JB went on to say;  
“What if in that class there was someone who heard that and believed it?  She’s going to go home hating herself and feeling guilty that she can’t forgive.”
We all can choose to forgive or not forgive someone who has harmed us, and we can seek help to resolve guilt, shame, anger, hatred, or even the desire for revenge.  In many cases, emotional health is achieved by understanding that our abuser or rapist is a flawed and dangerous person whose actions and choices do not define our identity.  Forgiveness has its place in forgiveness of self, so we can erase the shame or guilt of being a victim - to reach an understanding that the abuse was not our fault, nor did we deserve it, nor did we bring it on ourselves through action or inaction.
Forgiving others has its place; when someone steps on your foot in crowded theatre for example.  But requiring that an abuse survivor forgive their abuser for the torture they visited upon them and the years of torment that resulted is both irresponsible and harmful - as Miller put it; a “Poisonous Pedigogy” where those with the advantage in a power imbalance dominate those who do not, and demand they forgive all wrongs made against them.

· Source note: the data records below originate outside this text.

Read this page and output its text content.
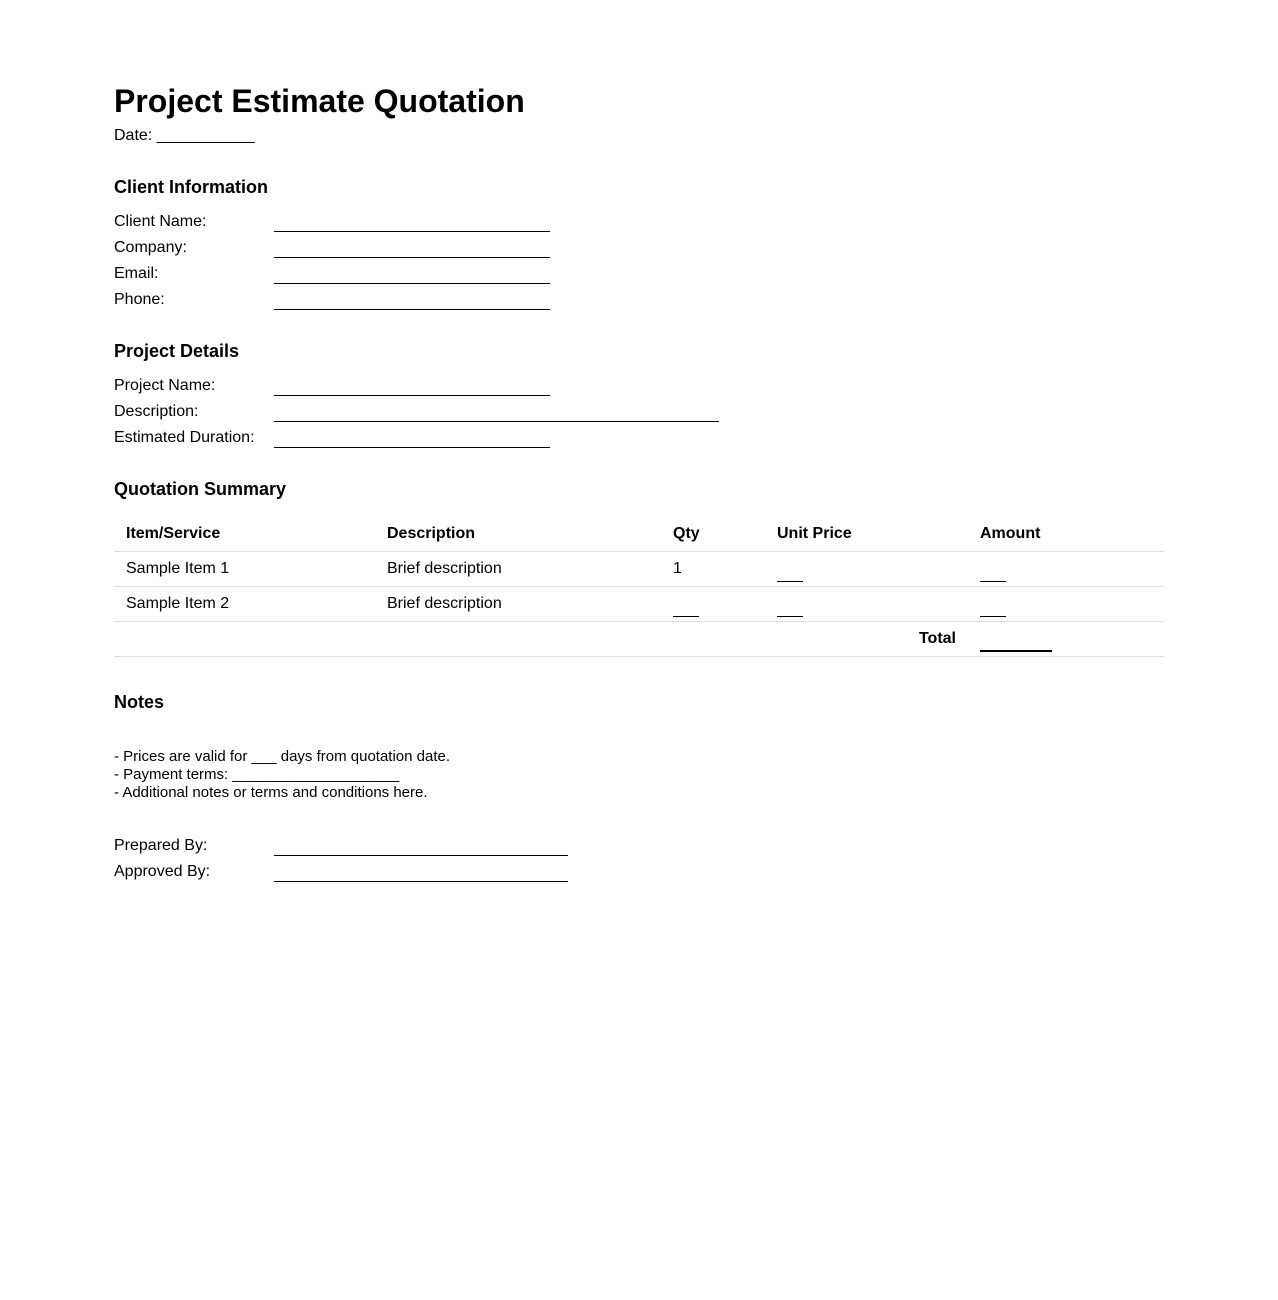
Project Estimate Quotation
Date: ___________
Client Information
Client Name:
Company:
Email:
Phone:
Project Details
Project Name:
Description:
Estimated Duration:
Quotation Summary
Item/Service	Description	Qty	Unit Price	Amount
Sample Item 1	Brief description	1		
Sample Item 2	Brief description			
Total				
Notes
- Prices are valid for ___ days from quotation date.
- Payment terms: ____________________
- Additional notes or terms and conditions here.
Prepared By:
Approved By:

My greatest fear is that an individual who is struggling daily with post-traumatic stress symptoms may be convinced by a misguided practitioner that forgiveness “therapy” is their only option, and will play a game they cannot win.  And when healing does not take place, become convinced that it is they who failed - not the “therapy” - thereby losing hope, and seeking relief through suicide.
As mental health practitioners whose client’s very lives may be held in our care, it is incumbent on all of us to follow best practice by employing therapeutic modalities that have peer reviewed, proven efficacy and not jump on board the latest fad, fuelled by our own agendas and religious biases.